Snap, Crackle and Pop, the animated cartoon mascots for Rice Krispies, were created by illustrator Vernon Grant in 1933. The three characters are seen in Kellogg's 1933 national advertising and the three have since appeared together in many forms of advertising, including radio, movie shorts, and comic strips. An updated version of the elf-like Snap Crackle and Pop appeared for the first time on television in 1960; previously it was advertised by Woody Woodpecker. They are the first and longest-running cartoon characters to represent a Kellogg's product. In physics, Snap, Crackle and Pop inspired shorthand names for the fourth, fifth, and sixth derivatives of position.
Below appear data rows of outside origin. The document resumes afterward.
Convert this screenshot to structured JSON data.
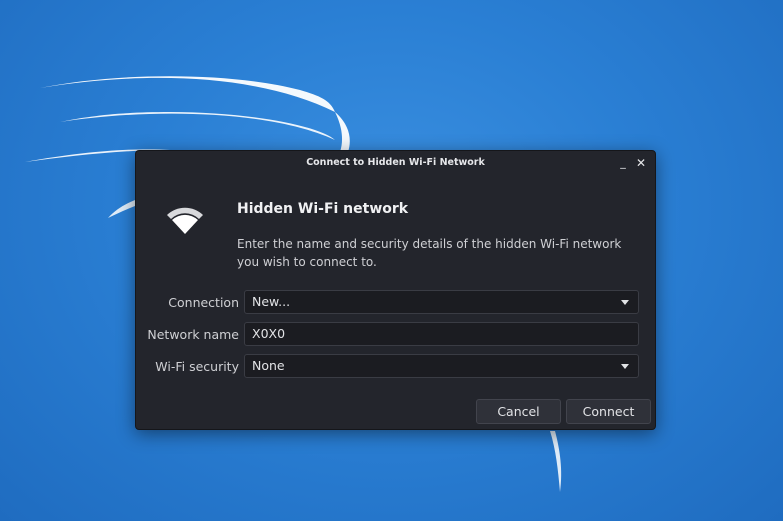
{
  "dialog": {
    "title": "Connect to Hidden Wi-Fi Network",
    "minimize_label": "_",
    "close_label": "✕",
    "heading": "Hidden Wi-Fi network",
    "description": "Enter the name and security details of the hidden Wi-Fi network you wish to connect to.",
    "icon": "wifi-icon"
  },
  "form": {
    "connection": {
      "label": "Connection",
      "value": "New..."
    },
    "network_name": {
      "label": "Network name",
      "value": "X0X0"
    },
    "wifi_security": {
      "label": "Wi-Fi security",
      "value": "None"
    }
  },
  "buttons": {
    "cancel": "Cancel",
    "connect": "Connect"
  },
  "colors": {
    "dialog_bg": "#23252c",
    "field_bg": "#1b1c21",
    "desktop_bg": "#2a7fd4"
  }
}
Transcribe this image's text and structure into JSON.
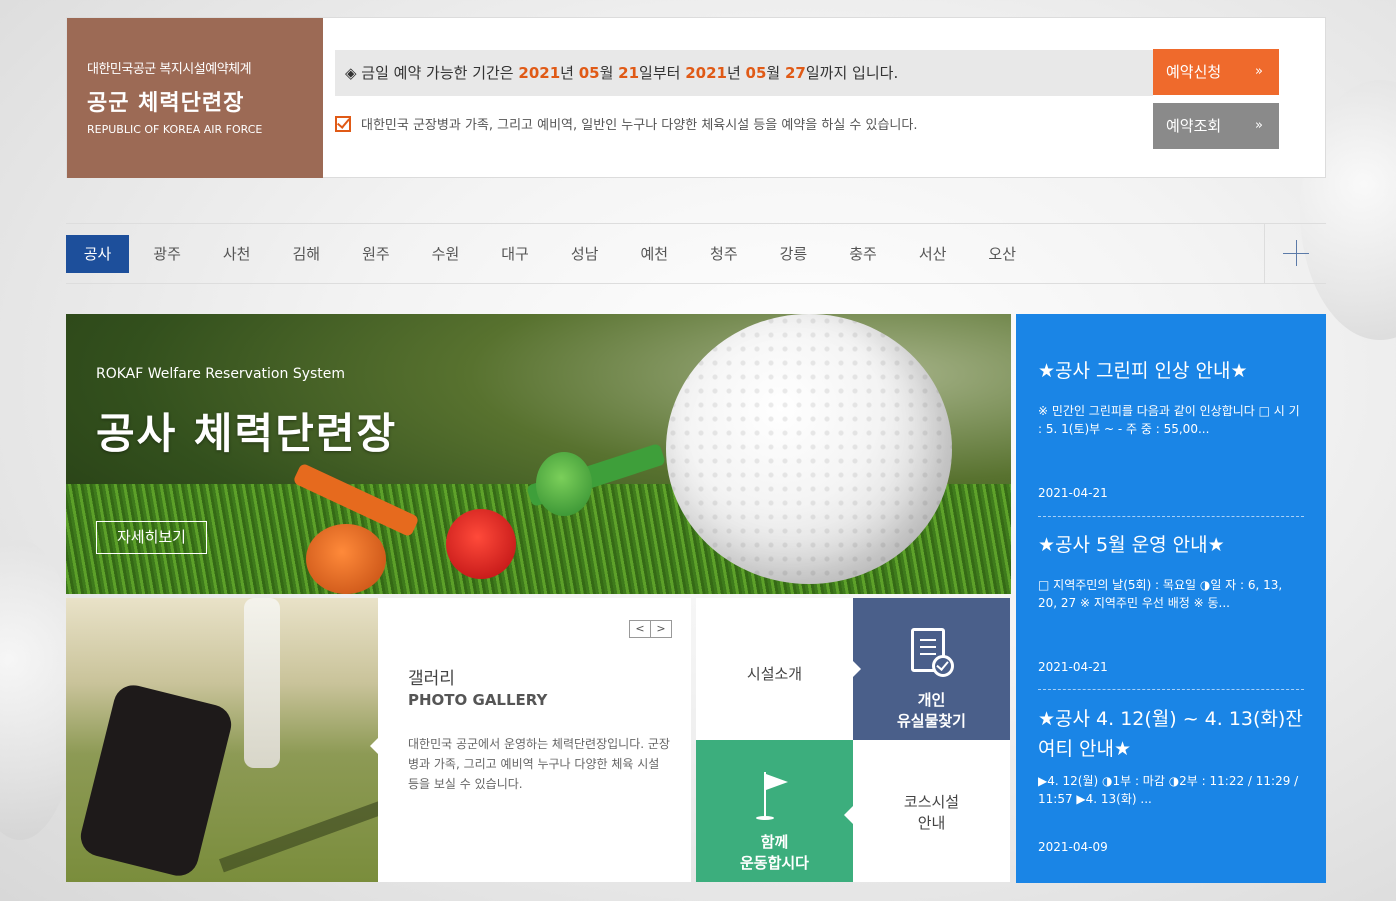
{
  "header": {
    "org_sub": "대한민국공군 복지시설예약체계",
    "org_title": "공군 체력단련장",
    "org_en": "REPUBLIC OF KOREA AIR FORCE",
    "notice": {
      "prefix": "◈ 금일 예약 가능한 기간은 ",
      "y1": "2021",
      "t1": "년 ",
      "m1": "05",
      "t2": "월 ",
      "d1": "21",
      "t3": "일부터 ",
      "y2": "2021",
      "t4": "년 ",
      "m2": "05",
      "t5": "월 ",
      "d2": "27",
      "t6": "일까지 입니다."
    },
    "description": "대한민국 군장병과 가족, 그리고 예비역, 일반인 누구나 다양한 체육시설 등을 예약을 하실 수 있습니다.",
    "apply_button": "예약신청",
    "inquiry_button": "예약조회",
    "arrow": "»"
  },
  "tabs": [
    "공사",
    "광주",
    "사천",
    "김해",
    "원주",
    "수원",
    "대구",
    "성남",
    "예천",
    "청주",
    "강릉",
    "충주",
    "서산",
    "오산"
  ],
  "hero": {
    "subtitle": "ROKAF Welfare Reservation System",
    "title": "공사 체력단련장",
    "button": "자세히보기"
  },
  "gallery": {
    "title": "갤러리",
    "title_en": "PHOTO GALLERY",
    "description": "대한민국 공군에서 운영하는 체력단련장입니다. 군장병과 가족, 그리고 예비역 누구나 다양한 체육 시설 등을 보실 수 있습니다.",
    "prev": "<",
    "next": ">"
  },
  "tiles": {
    "facility": "시설소개",
    "lost_line1": "개인",
    "lost_line2": "유실물찾기",
    "exercise_line1": "함께",
    "exercise_line2": "운동합시다",
    "course_line1": "코스시설",
    "course_line2": "안내"
  },
  "news": [
    {
      "title": "★공사 그린피 인상 안내★",
      "body": "※ 민간인 그린피를 다음과 같이 인상합니다 □ 시 기 : 5. 1(토)부 ~ - 주 중 : 55,00...",
      "date": "2021-04-21"
    },
    {
      "title": "★공사 5월 운영 안내★",
      "body": "□ 지역주민의 날(5회) : 목요일 ◑일 자 : 6, 13, 20, 27 ※ 지역주민 우선 배정 ※ 동...",
      "date": "2021-04-21"
    },
    {
      "title": "★공사 4. 12(월) ~ 4. 13(화)잔여티 안내★",
      "body": "▶4. 12(월) ◑1부 : 마감 ◑2부 : 11:22 / 11:29 / 11:57 ▶4. 13(화) ...",
      "date": "2021-04-09"
    }
  ],
  "colors": {
    "brand_brown": "#9c6a55",
    "accent_orange": "#ef6a2c",
    "tab_active": "#1d4f9b",
    "news_blue": "#1a85e6",
    "tile_navy": "#4a5f8a",
    "tile_green": "#3cae7d"
  }
}
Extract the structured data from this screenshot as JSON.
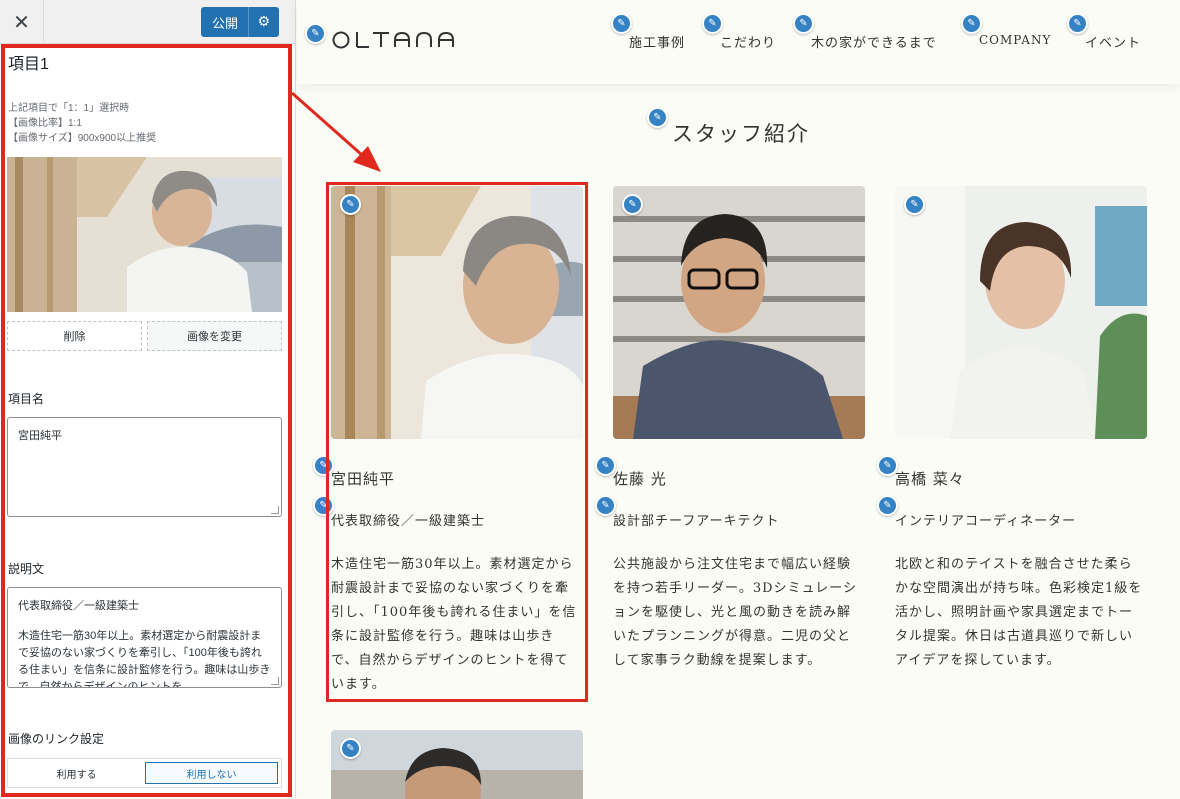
{
  "panel": {
    "close_icon": "close-icon",
    "publish_label": "公開",
    "settings_icon": "gear-icon",
    "item_title": "項目1",
    "note_line1": "上記項目で「1：1」選択時",
    "note_line2": "【画像比率】1:1",
    "note_line3": "【画像サイズ】900x900以上推奨",
    "remove_label": "削除",
    "change_image_label": "画像を変更",
    "name_label": "項目名",
    "name_value": "宮田純平",
    "desc_label": "説明文",
    "desc_value_line1": "代表取締役／一級建築士",
    "desc_value_line2": "木造住宅一筋30年以上。素材選定から耐震設計まで妥協のない家づくりを牽引し、「100年後も誇れる住まい」を信条に設計監修を行う。趣味は山歩きで、自然からデザインのヒントを",
    "link_label": "画像のリンク設定",
    "link_use": "利用する",
    "link_not_use": "利用しない",
    "accent_color": "#2271b1",
    "highlight_color": "#e1281e"
  },
  "site": {
    "logo": "OLTANA",
    "nav": [
      "施工事例",
      "こだわり",
      "木の家ができるまで",
      "COMPANY",
      "イベント"
    ],
    "section_title": "スタッフ紹介",
    "edit_icon": "pencil-icon",
    "staff": [
      {
        "name": "宮田純平",
        "role": "代表取締役／一級建築士",
        "desc": "木造住宅一筋30年以上。素材選定から耐震設計まで妥協のない家づくりを牽引し、「100年後も誇れる住まい」を信条に設計監修を行う。趣味は山歩きで、自然からデザインのヒントを得ています。"
      },
      {
        "name": "佐藤 光",
        "role": "設計部チーフアーキテクト",
        "desc": "公共施設から注文住宅まで幅広い経験を持つ若手リーダー。3Dシミュレーションを駆使し、光と風の動きを読み解いたプランニングが得意。二児の父として家事ラク動線を提案します。"
      },
      {
        "name": "高橋 菜々",
        "role": "インテリアコーディネーター",
        "desc": "北欧と和のテイストを融合させた柔らかな空間演出が持ち味。色彩検定1級を活かし、照明計画や家具選定までトータル提案。休日は古道具巡りで新しいアイデアを探しています。"
      }
    ]
  }
}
==="Snap, crackle and pop" sound ===
The cereal is marketed on the basis of the noises it produces when milk is added to the bowl. The onomatopoeic noises differ by country and language:

- English: Snap! Crackle! Pop!
- Danish: Pif! Paf! Puf!
- Swedish: Piff! Paff! Puff!
- German: Knisper! Knasper! Knusper!
- Spanish: Pim! Pam! Pum!
- Finnish: Riks! Raks! Poks!
- French: Cric! Crac! Croc!
- Dutch: Pif! Paf! Pof!
- Afrikaans: Knap! Knetter! Knak!
- Belgium: Poos! Pas! Pes!

=== Prizes and premiums ===
In 1938 and 1939, Vernon Grant, the illustrator who created Snap, Crackle and Pop, produced a set of six illustrations of Mother Goose themes including Humpty Dumpty, Jack and Jill, Jack Be Nimble, Little Jack Horner, Peter Peter Pumpkin Eater, and Twinkle Twinkle Little Star that were offered as premiums in exchange for two Rice Krispies boxtops and a three-cent stamp.